Peygamberimiz ‘Bir Müslüman başına gelen musibetle bir şeyini kaybettiğinde ‘İnna lillah ve inna ileyhi raciun-biz Allah’tan geldik ve yine ona döneceğiz’ diyerek musibeti ve kaybı sabırla karşılarsa Allah o kuluna o kaybettiğinden daha hayırlısını verir’ der.Bu sözü işiten Ümmü Seleme kocası ilk hicret eden Müslümanlardan olan kocası Ebu Seleme’yi kaybettiğinde ‘İnna lillah ve inna ileyhi raciun’ der. Sabır ve metanetle olaya yaklaşır.Ama içinden ‘Allah Resulü böyle dedi ama Ebu Seleme’den daha hayırlı kim olabilir ki ? ‘ diye düşünmeden edemez.Sonra Allah Resulü evlenme teklifiyle gelince , onun sözlerinin ne kadar doğru olduğuna bir kez daha iman ve şehadet getirir.
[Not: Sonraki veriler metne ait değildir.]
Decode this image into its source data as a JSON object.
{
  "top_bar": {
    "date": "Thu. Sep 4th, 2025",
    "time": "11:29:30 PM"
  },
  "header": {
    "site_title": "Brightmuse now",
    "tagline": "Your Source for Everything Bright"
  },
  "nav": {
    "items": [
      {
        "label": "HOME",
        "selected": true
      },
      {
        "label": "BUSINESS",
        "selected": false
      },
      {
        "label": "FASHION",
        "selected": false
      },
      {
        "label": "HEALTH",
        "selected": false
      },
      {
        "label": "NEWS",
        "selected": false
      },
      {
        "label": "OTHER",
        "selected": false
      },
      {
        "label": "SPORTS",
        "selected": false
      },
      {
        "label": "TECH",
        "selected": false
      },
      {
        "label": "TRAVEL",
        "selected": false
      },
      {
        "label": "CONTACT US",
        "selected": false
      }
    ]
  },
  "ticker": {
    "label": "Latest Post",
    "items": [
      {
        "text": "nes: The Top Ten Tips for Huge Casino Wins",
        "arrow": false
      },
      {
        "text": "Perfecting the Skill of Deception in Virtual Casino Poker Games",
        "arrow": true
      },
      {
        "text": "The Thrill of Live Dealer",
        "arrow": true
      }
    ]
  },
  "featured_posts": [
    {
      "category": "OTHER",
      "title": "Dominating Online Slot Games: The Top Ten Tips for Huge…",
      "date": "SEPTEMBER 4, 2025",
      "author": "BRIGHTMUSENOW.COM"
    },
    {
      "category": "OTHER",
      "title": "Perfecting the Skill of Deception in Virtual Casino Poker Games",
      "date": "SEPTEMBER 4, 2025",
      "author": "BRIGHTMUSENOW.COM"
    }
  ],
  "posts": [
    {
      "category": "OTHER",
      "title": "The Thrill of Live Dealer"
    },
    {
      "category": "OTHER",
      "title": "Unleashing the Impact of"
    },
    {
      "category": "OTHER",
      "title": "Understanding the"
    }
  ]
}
Bu misaller çoğaltılabilir. Allah Resulü’nün hayatının ve sözlerinin tüm bilimler ve disiplinler açısından incelendiğinde gerçekten ‘O (bildirdikleri) kendisine Allah tarafından vahy edilenden başkası değildir. Necm 53/4’ ayetinin tüm hayatını ve sözlerini kuşattığını anlıyoruz.
Özellikle biz sosyal bilimcilerin bu hayatı ve sözleri derinden derine incelemeye ve toplumsal yaralarımıza , problemlerimize bu tertemiz kaynaktan devalar , merhemler, ilaçlar üretmeye her zamankinden çok daha fazla ihtiyacımız olduğunu düşünüyorum.